Sunday, October 09, 2005 11:49:00 PM  
Blogger Silent said...

Gracias por sus comentarios.
Adrián: Disfruté el rato compartiendo los litros de Indio y León. Me gusta la manera en que manejas los diálogos (Yo soldado parte II). Nos leemos..

Emmanuel: A mí me gustó tu poesía -cosa que no se me da, la neta- aunque empiezo a sospechar que tienes feelings por cierta profesora...

Sunday, October 09, 2005 11:58:00 PM  
Blogger Sofía said...

ya César, no intentes caerle bien, sí? Mejor vean mi blog

Monday, October 10, 2005 12:21:00 AM  
Blogger Sofía said...

eso de poner links (ehem, añadir los blogs a tu blog) me resulta estúpidamente complicado y no lo sé hacer. No debería gustarles hacer eso...Sí, uno es ardilla cuando está en desventaja. chis!

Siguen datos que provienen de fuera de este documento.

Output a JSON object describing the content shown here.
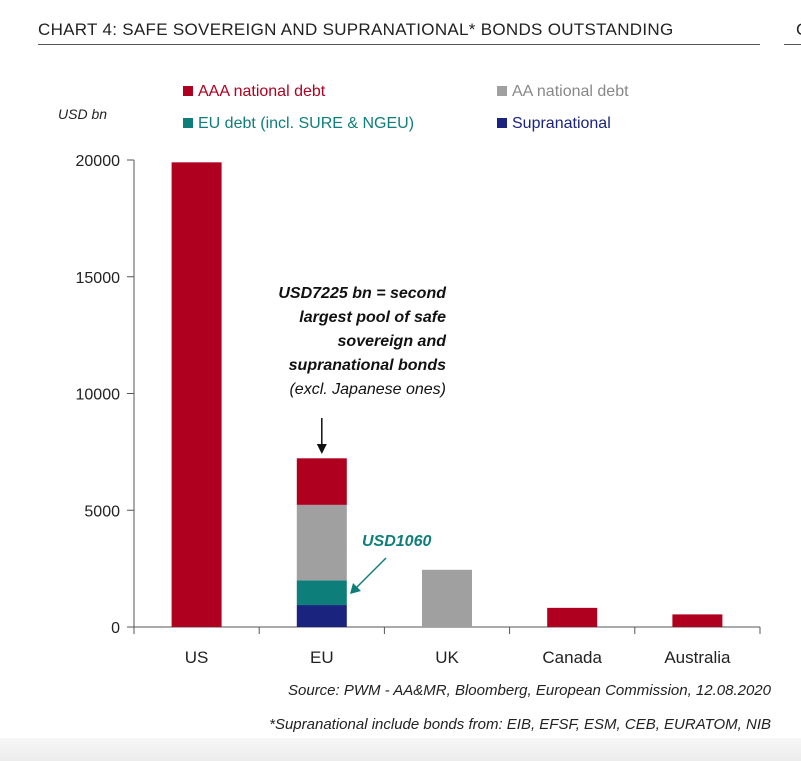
{
  "title": "CHART 4: SAFE SOVEREIGN AND SUPRANATIONAL* BONDS OUTSTANDING",
  "title_cut_glyph": "C",
  "chart_data": {
    "type": "bar",
    "stacked": true,
    "ylabel": "USD bn",
    "ylim": [
      0,
      20000
    ],
    "yticks": [
      0,
      5000,
      10000,
      15000,
      20000
    ],
    "categories": [
      "US",
      "EU",
      "UK",
      "Canada",
      "Australia"
    ],
    "series": [
      {
        "name": "Supranational",
        "color": "#1a237e",
        "values": [
          0,
          940,
          0,
          0,
          0
        ]
      },
      {
        "name": "EU debt (incl. SURE & NGEU)",
        "color": "#0e7e7a",
        "values": [
          0,
          1060,
          0,
          0,
          0
        ]
      },
      {
        "name": "AA national debt",
        "color": "#a0a0a0",
        "values": [
          0,
          3230,
          2450,
          0,
          0
        ]
      },
      {
        "name": "AAA national debt",
        "color": "#b00020",
        "values": [
          19900,
          1995,
          0,
          820,
          540
        ]
      }
    ],
    "legend": {
      "placement": "top",
      "order": [
        "AAA national debt",
        "AA national debt",
        "EU debt (incl. SURE & NGEU)",
        "Supranational"
      ]
    },
    "annotations": {
      "main": [
        "USD7225 bn = second",
        "largest pool of safe",
        "sovereign and",
        "supranational bonds"
      ],
      "main_sub": "(excl. Japanese ones)",
      "eu_debt_label": "USD1060",
      "eu_debt_color": "#0e7e7a"
    }
  },
  "source": "Source: PWM - AA&MR, Bloomberg, European Commission, 12.08.2020",
  "footnote": "*Supranational include bonds from: EIB, EFSF, ESM, CEB, EURATOM, NIB"
}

Monday, October 10, 2005 12:23:00 AM  
Blogger Sofía said...

ay cais mal, sí cais...

Monday, October 10, 2005 12:25:00 AM  
Blogger Edith said...

Bien que ya tengas blog...eres rapido yo me tarde meses en decidirlo y me tardo mas meses en escribir pero en fin...le tienes que poner una cosa como para que escriban una palabra los que te dejen comentarios porque si no se te llena de te sientas mal Sofia yo tampoco se poner los links en mi blog hay que preguntar como en vez de vernos ardidas¡¡¡

Monday, October 10, 2005 1:11:00 AM  
Blogger Sofía said...

En verdad me siento bien siendo así, gracias.
golb im naev...mensaje subliminal eh?

Monday, October 10, 2005 10:35:00 AM  
Anonymous Anonymous said...

Your blog sucks, your english is pretty bad, why don't you write in spanish? Looser

Monday, October 10, 2005 4:38:00 PM  
Blogger Minnie said...


acuérdense del pendejo fosforescente.

desde lejos se ve que ahí viene un pendejo...

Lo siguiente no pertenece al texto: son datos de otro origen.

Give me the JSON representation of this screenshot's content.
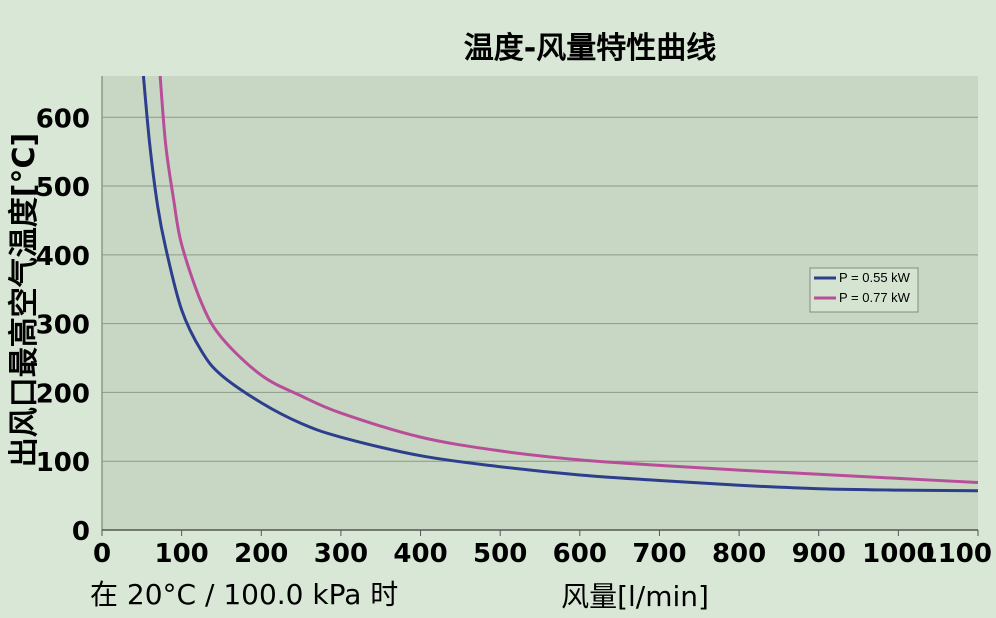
{
  "chart_data": {
    "type": "line",
    "title": "温度-风量特性曲线",
    "xlabel": "风量[l/min]",
    "ylabel": "出风口最高空气温度[°C]",
    "condition_note": "在 20°C / 100.0 kPa 时",
    "xlim": [
      0,
      1100
    ],
    "ylim": [
      0,
      660
    ],
    "x_ticks": [
      0,
      100,
      200,
      300,
      400,
      500,
      600,
      700,
      800,
      900,
      1000,
      1100
    ],
    "y_ticks": [
      0,
      100,
      200,
      300,
      400,
      500,
      600
    ],
    "grid": "horizontal",
    "legend_position": "right",
    "colors": {
      "background": "#d9e8d6",
      "plot_background": "#c7d7c3",
      "gridline": "#8a9a88",
      "series_1": "#2d3e8c",
      "series_2": "#b84e9a"
    },
    "series": [
      {
        "name": "P = 0.55 kW",
        "color": "#2d3e8c",
        "x": [
          52,
          60,
          70,
          80,
          100,
          125,
          150,
          200,
          250,
          300,
          400,
          500,
          600,
          700,
          800,
          900,
          1000,
          1100
        ],
        "y": [
          660,
          560,
          470,
          410,
          320,
          260,
          225,
          185,
          155,
          135,
          108,
          92,
          80,
          72,
          65,
          60,
          58,
          57
        ]
      },
      {
        "name": "P = 0.77 kW",
        "color": "#b84e9a",
        "x": [
          73,
          80,
          90,
          100,
          125,
          150,
          200,
          250,
          300,
          400,
          500,
          600,
          700,
          800,
          900,
          1000,
          1100
        ],
        "y": [
          660,
          560,
          480,
          415,
          330,
          280,
          225,
          195,
          170,
          135,
          115,
          102,
          94,
          87,
          81,
          75,
          69
        ]
      }
    ]
  }
}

Monday, October 10, 2005 4:58:00 PM  
Blogger Silent said...

Either you like it or not.
Don't like it? Don't read it!, and show the world your SUPERB english, instead of hiding yourself. Please, do not be bashful.

Monday, October 10, 2005 6:45:00 PM  
Blogger Diana said...

Gabriel, es un placer conocerte (aunque no en persona, eres muy bienvenido a la comunida de los bloggeros de la Facultad. Me encanta lo que has escrito y recuerda mi pequeño saltamontes que... siempre puedes borrar los comentarios.
PD Estas Linkeado.

Tuesday, October 11, 2005 12:40:00 AM  
Blogger Ernesto said...

Pues me uno a hacer bola a celebrar el blog de Gabriel. No he tenido tiempo de linkear a todos ustedes, pero lo haré, seguro regresando del viaje. Quién me hubiera dicho que habría tanta juventú de la fac blogueando.

Hacer links es fácil. Fíjense en su template. Nomás sustituyan los links que ya vienen predeterminados (el de blogger, creo) por los URLs o direcciones de los blos que desean linkear.

Con cuidado porque mover cualquier cosita en el template causa catástrofes. Así que si no saben HTML bien, recomiendo respaldar su template, copiándolo en cualquier documento de procesamiento de texto, por cualquier cosa.

Saludos a tod@s, pues.

(Y recomiendo ignorar a los mosquitos).

Y para Gabriel: en tu opción para comentarios en tu dashboard de tu blog, ponle la verificación de palabras, para que no tengas spam ni puedan comentar anónimos.

Tuesday, October 11, 2005 4:14:00 PM  
Blogger [Insert Author's False Name] said...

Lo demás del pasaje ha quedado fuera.